How do you derive taylor polynomial for #x/(1+x)#?

2 Answers
Dec 7, 2016

The Taylor polynomial is just another name for the full Taylor series truncated at a finite #n#. In other words, it is a partial Taylor series (i.e. one we could write down in a reasonable amount of time).

Some common errors are:

  • Letting #x = a# within the #(x - a)^n# term.
  • Taking the derivatives at the same time as writing out the series, which is not necessarily wrong, but in my opinion, it allows more room for silly mistakes.
  • Not plugging #a# in for the #n#th derivative, or plugging in #0#.

The formula to write out the series was:

#sum_(n=0)^(oo) (f^((n))(a))/(n!)(x-a)^n#

So, we would have to take some derivatives of #f#.

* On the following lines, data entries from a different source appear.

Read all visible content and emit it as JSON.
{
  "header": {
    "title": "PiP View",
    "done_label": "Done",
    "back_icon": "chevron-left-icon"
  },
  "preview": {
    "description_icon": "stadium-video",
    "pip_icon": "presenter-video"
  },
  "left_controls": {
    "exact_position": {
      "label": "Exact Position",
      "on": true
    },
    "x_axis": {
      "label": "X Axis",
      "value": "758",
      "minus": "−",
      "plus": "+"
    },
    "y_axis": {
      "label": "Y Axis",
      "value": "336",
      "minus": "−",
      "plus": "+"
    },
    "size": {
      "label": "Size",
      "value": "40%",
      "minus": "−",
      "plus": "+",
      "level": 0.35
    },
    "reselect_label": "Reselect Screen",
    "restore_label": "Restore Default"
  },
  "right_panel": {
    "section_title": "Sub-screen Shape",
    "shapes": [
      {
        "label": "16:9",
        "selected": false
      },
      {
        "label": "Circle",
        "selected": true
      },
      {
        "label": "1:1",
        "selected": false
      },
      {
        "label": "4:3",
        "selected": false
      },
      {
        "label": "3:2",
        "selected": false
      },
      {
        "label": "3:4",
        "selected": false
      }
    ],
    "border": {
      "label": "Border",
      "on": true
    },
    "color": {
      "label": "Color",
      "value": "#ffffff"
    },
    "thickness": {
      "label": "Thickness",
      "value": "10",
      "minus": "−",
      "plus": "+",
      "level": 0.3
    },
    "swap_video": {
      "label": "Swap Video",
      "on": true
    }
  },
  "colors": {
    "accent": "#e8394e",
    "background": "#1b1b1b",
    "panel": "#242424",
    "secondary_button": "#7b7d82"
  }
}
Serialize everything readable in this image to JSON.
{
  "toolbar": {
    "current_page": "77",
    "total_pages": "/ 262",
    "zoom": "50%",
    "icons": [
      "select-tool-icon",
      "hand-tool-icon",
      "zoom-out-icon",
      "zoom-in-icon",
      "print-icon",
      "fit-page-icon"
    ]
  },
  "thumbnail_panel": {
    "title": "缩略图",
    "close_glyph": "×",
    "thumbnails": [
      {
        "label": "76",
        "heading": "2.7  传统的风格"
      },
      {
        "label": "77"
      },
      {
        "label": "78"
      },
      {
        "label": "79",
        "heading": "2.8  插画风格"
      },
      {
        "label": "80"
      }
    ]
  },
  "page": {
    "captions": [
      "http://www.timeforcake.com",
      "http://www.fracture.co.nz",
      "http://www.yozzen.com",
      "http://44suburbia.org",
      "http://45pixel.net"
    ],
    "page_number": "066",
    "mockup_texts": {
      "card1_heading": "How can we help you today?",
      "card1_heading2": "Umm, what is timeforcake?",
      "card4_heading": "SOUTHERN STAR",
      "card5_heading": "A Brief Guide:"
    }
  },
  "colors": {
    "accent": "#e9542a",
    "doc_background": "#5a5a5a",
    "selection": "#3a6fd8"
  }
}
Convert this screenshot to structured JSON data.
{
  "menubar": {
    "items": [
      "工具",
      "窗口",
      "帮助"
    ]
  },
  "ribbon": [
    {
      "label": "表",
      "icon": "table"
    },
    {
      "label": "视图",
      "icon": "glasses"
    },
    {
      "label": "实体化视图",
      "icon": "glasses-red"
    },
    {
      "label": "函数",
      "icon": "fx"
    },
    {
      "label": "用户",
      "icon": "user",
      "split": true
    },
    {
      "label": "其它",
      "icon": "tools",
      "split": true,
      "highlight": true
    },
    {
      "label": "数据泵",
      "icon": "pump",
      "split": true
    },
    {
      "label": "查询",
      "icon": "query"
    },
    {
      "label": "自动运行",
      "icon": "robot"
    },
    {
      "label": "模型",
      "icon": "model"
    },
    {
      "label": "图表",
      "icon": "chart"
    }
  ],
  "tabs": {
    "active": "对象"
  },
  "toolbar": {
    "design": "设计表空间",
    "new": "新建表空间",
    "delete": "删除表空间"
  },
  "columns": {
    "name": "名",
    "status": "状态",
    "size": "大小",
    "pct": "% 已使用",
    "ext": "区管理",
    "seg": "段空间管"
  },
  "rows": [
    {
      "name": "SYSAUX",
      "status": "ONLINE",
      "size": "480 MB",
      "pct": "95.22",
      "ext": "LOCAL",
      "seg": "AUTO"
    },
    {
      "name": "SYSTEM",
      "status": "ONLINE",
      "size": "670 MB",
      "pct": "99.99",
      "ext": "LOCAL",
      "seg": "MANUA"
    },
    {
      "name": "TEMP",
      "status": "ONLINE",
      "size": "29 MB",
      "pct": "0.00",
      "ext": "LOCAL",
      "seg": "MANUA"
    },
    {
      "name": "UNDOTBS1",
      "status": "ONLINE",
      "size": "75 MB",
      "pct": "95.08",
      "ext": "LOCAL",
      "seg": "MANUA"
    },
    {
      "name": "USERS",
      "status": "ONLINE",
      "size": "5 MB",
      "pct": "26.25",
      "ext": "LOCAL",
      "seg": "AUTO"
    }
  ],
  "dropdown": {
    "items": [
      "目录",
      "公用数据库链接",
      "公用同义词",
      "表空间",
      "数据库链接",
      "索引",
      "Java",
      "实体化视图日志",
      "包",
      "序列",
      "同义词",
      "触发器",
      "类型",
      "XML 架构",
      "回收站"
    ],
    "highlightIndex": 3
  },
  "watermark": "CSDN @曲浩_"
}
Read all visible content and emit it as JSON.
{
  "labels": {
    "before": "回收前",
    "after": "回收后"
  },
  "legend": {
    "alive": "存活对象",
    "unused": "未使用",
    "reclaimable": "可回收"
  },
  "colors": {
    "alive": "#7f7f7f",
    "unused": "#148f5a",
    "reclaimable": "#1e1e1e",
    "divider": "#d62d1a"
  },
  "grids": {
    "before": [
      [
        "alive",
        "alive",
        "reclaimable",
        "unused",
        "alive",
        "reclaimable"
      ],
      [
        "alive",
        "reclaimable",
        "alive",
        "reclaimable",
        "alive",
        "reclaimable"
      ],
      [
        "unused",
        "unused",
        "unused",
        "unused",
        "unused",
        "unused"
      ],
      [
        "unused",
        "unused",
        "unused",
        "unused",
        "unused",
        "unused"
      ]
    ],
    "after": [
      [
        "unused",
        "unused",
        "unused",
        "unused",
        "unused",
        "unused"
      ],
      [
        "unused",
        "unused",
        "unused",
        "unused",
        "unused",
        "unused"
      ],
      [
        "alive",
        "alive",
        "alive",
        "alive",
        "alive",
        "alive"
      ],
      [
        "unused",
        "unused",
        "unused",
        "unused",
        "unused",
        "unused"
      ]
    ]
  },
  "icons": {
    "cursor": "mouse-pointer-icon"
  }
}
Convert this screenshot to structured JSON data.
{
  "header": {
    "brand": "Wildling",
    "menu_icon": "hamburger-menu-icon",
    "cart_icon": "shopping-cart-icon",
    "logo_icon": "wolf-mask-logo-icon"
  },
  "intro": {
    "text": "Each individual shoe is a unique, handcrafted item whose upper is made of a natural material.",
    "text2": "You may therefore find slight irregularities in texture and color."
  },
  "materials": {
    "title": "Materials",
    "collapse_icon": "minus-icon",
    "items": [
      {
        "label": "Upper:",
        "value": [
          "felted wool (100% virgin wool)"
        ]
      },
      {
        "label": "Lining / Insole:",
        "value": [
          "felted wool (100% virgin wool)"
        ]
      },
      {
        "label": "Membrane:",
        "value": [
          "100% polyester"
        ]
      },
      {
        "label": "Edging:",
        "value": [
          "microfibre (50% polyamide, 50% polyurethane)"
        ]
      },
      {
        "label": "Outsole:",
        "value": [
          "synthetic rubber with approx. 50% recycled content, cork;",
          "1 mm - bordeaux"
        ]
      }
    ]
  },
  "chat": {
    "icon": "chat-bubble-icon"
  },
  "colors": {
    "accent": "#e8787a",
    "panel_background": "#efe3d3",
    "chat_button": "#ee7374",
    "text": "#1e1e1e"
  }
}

#f^((0))(x) = f(x) = x/(1 + x)#

#f'(x) = x*(-(1 + x)^(-2)) + 1/(1+x)#

#= -x/(1 + x)^2 + 1/(1+x)#

#= -x/(1 + x)^2 + (1 + x)/(1+x)^2#

#= 1/(1+x)^2#

#f''(x) = -2(1 + x)^3 = -2/(1+x)^3#

#f'''(x) = 6/(1 + x)^4#

#f''''(x) = -24/(1 + x)^5#

etc.

So plugging things in gives (truncated at #n = 4#):

#=> (f^((0))(a))/(0!)(x-a)^0 + (f'(a))/(1!)(x-a)^1 + (f''(a))/(2!)(x-a)^2 + (f'''(a))/(3!)(x-a)^3 + (f''''(a))/(4!)(x-a)^4 + . . . #

#= a/(1 + a) + 1/(1+a)^2(x-a) + (-2/(1+a)^3)/(2)(x-a)^2 + (6/(1+a)^4)/(6)(x-a)^3 + (-24/(1 + a)^5)/(24)(x-a)^4 + . . . #

#= color(blue)(a/(1 + a) + 1/(1+a)^2(x-a) - 1/(1+a)^3(x-a)^2 + 1/(1+a)^4(x-a)^3 - 1/(1 + a)^5(x-a)^4 + . . . )#

Mar 11, 2017

We can use the basic geometric series centered at #x=a#:

#1/(1-(x-a))=sum_(n=0)^oo(x-a)^n#

Or:

#1/(1+(a-x))=sum_(n=0)^oo(x-a)^n#

Then:

#(a-x)/(1+(a-x))=(a-x)sum_(n=0)^oo(x-a)^n#

Flipping the sign and moving into the series:

#(a-x)/(1+(a-x))=-sum_(n=0)^oo(x-a)^(n+1)#

If we let #r=a-x# we see this is the form you requested, just at the generalized central point #x=a#.